Whilst these works were usually collages incorporating found objects, such as bus tickets, old wire and fragments of newsprint, Merz also included artists’ periodicals, sculptures, sound poems and what would later be called “installations”. Schwitters was to use the term Merz for the rest of the decade, but, as Isabel Schulz has noted, ‘though the fundamental compositional principles of Merz remained the basis and centre of [Schwitters’s] creative work […] the term Merz disappears almost entirely from the titles of his work after 1931’.

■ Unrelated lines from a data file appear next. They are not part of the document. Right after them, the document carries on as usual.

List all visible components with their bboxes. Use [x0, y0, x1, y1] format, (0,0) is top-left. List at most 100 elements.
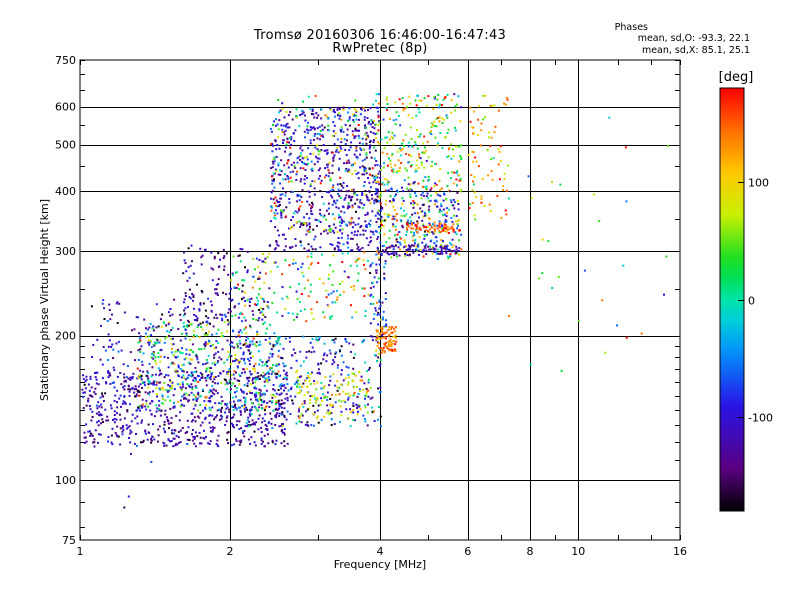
echo-point: [369, 322, 372, 325]
echo-point: [210, 390, 213, 393]
echo-point: [222, 370, 225, 373]
echo-point: [298, 383, 301, 386]
echo-point: [388, 138, 391, 141]
echo-point: [177, 436, 180, 439]
echo-point: [116, 435, 119, 438]
echo-point: [443, 225, 446, 228]
echo-point: [316, 116, 319, 119]
echo-point: [147, 423, 150, 426]
echo-point: [414, 249, 417, 251]
echo-point: [337, 188, 340, 191]
echo-point: [320, 214, 323, 217]
echo-point: [428, 231, 431, 234]
echo-point: [273, 120, 276, 123]
echo-point: [258, 406, 261, 409]
echo-point: [130, 420, 133, 423]
echo-point: [303, 287, 306, 290]
echo-point: [274, 247, 277, 250]
echo-point: [172, 394, 175, 397]
echo-point: [234, 406, 237, 409]
echo-point: [94, 429, 97, 432]
echo-point: [216, 444, 219, 447]
echo-point: [375, 349, 378, 352]
echo-point: [199, 412, 202, 415]
echo-point: [271, 396, 274, 399]
echo-point: [327, 175, 330, 178]
echo-point: [304, 114, 306, 117]
echo-point: [354, 260, 357, 263]
echo-point: [527, 175, 530, 178]
echo-point: [240, 331, 243, 334]
echo-point: [471, 202, 474, 204]
echo-point: [414, 192, 417, 195]
echo-point: [283, 433, 286, 436]
echo-point: [346, 128, 349, 131]
echo-point: [284, 386, 287, 389]
echo-point: [450, 111, 453, 114]
echo-point: [395, 193, 397, 196]
echo-point: [438, 120, 441, 123]
echo-point: [284, 337, 287, 340]
echo-point: [340, 369, 343, 372]
echo-point: [283, 414, 286, 417]
echo-point: [147, 339, 150, 342]
echo-point: [297, 207, 300, 210]
echo-point: [269, 220, 272, 223]
echo-point: [205, 315, 208, 318]
echo-point: [283, 431, 286, 434]
echo-point: [282, 131, 285, 134]
echo-point: [232, 329, 234, 332]
echo-point: [123, 506, 126, 509]
echo-point: [253, 405, 256, 408]
echo-point: [220, 417, 223, 420]
echo-point: [456, 184, 458, 187]
echo-point: [423, 152, 426, 154]
echo-point: [330, 404, 333, 407]
echo-point: [94, 372, 96, 374]
echo-point: [295, 422, 298, 425]
echo-point: [173, 406, 176, 409]
echo-point: [367, 259, 369, 262]
echo-point: [369, 224, 372, 227]
echo-point: [306, 377, 309, 379]
echo-point: [270, 130, 273, 133]
echo-point: [175, 434, 178, 437]
echo-point: [388, 157, 390, 160]
echo-point: [177, 364, 180, 367]
echo-point: [381, 330, 383, 333]
echo-point: [270, 422, 273, 425]
echo-point: [391, 154, 393, 157]
echo-point: [322, 136, 325, 138]
echo-point: [353, 153, 356, 156]
echo-point: [372, 141, 375, 144]
echo-point: [236, 343, 239, 345]
echo-point: [363, 170, 366, 172]
echo-point: [330, 339, 333, 342]
echo-point: [388, 326, 391, 329]
echo-point: [376, 337, 379, 339]
echo-point: [414, 99, 417, 102]
echo-point: [253, 370, 256, 373]
echo-point: [439, 252, 442, 255]
echo-point: [454, 126, 456, 129]
echo-point: [416, 129, 418, 131]
echo-point: [291, 312, 294, 315]
echo-point: [359, 201, 362, 204]
echo-point: [273, 389, 276, 392]
echo-point: [285, 295, 288, 298]
echo-point: [258, 363, 261, 366]
echo-point: [233, 306, 236, 309]
x-tick-label: 8: [527, 545, 534, 558]
echo-point: [262, 253, 264, 255]
echo-point: [105, 382, 108, 385]
echo-point: [334, 301, 337, 304]
echo-point: [399, 248, 401, 251]
echo-point: [171, 387, 174, 390]
echo-point: [324, 149, 327, 152]
echo-point: [380, 227, 383, 230]
echo-point: [329, 107, 332, 110]
echo-point: [211, 333, 214, 336]
echo-point: [306, 200, 309, 203]
echo-point: [192, 272, 195, 275]
echo-point: [179, 319, 182, 322]
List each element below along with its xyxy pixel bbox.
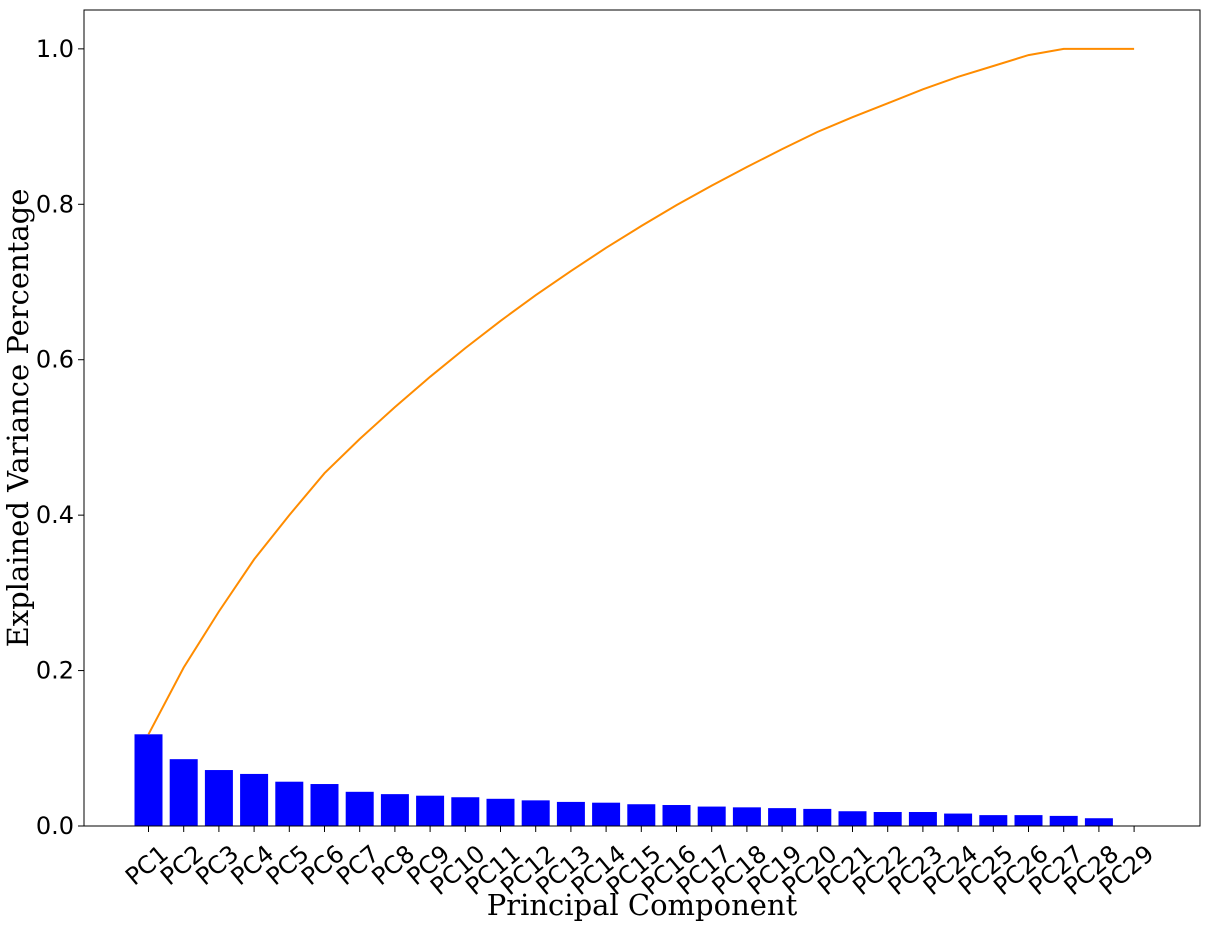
y-axis-ticks: 0.0 0.2 0.4 0.6 0.8 1.0: [36, 35, 84, 840]
bar-pc15: [627, 804, 656, 826]
bar-pc1: [134, 734, 163, 826]
bar-pc24: [944, 813, 973, 826]
bar-pc22: [873, 812, 902, 826]
bar-pc18: [732, 807, 761, 826]
bar-pc23: [908, 812, 937, 826]
bar-pc10: [451, 797, 480, 826]
bar-pc5: [275, 781, 304, 826]
y-tick-label: 1.0: [36, 35, 74, 63]
bar-pc13: [556, 801, 585, 826]
bar-pc11: [486, 798, 515, 826]
bar-pc3: [204, 770, 233, 826]
y-tick-label: 0.4: [36, 501, 74, 529]
bar-pc9: [416, 795, 445, 826]
y-tick-label: 0.2: [36, 657, 74, 685]
bar-pc20: [803, 808, 832, 826]
y-tick-label: 0.6: [36, 346, 74, 374]
bar-pc2: [169, 759, 198, 826]
bar-pc28: [1084, 818, 1113, 826]
cumulative-variance-line: [147, 47, 1135, 735]
bar-pc26: [1014, 815, 1043, 826]
bar-pc7: [345, 791, 374, 826]
cumulative-line-series: [147, 47, 1135, 735]
bar-series: [134, 734, 1113, 826]
bar-pc25: [979, 815, 1008, 826]
bar-pc17: [697, 806, 726, 826]
y-tick-label: 0.8: [36, 190, 74, 218]
y-axis-label: Explained Variance Percentage: [1, 189, 35, 648]
bar-pc4: [240, 773, 269, 826]
x-axis-label: Principal Component: [487, 888, 798, 922]
bar-pc27: [1049, 815, 1078, 826]
bar-pc16: [662, 805, 691, 826]
bar-pc8: [380, 794, 409, 826]
bar-pc14: [592, 802, 621, 826]
bar-pc19: [768, 808, 797, 826]
bar-pc6: [310, 784, 339, 826]
bar-pc12: [521, 800, 550, 826]
bar-pc21: [838, 811, 867, 826]
plot-frame: [83, 9, 1201, 827]
y-tick-label: 0.0: [36, 812, 74, 840]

Following Nazi Germany’s invasion of Norway, Schwitters was amongst a number of German citizens who were interned by the Norwegian authorities at Vågan Folk High School in Kabelvåg on the Lofoten Islands. Following his release, Schwitters fled to Leith, Scotland with his son and daughter-in-law on the Norwegian patrol vessel Fridtjof Nansen between 8 and 18 June 1940. After obtaining his freedom Schwitters moved to London, hoping to make good on the contacts that he had built up over his period of internment. During his years in London, the shift in Schwitters’s work continued towards an organic element that augmented the mass-produced ephemera of previous years with natural forms and muted colours.

On 7 January 1948 he received the news that he had been granted British citizenship. The following day, on 8 January, Schwitters died from acute pulmonary edema and myocarditis, in Kendal Hospital. He was buried on 10 January at St. Mary’s Church, Ambleside. His grave was unmarked until 1966 when a stone was erected with the inscription Kurt Schwitters – Creator of Merz. The stone remains as a memorial even though his body was disinterred and reburied in the Engesohde Cemetery in Hanover in 1970, the grave being marked with a marble copy of his 1929 sculpture Die Herbstzeitlose.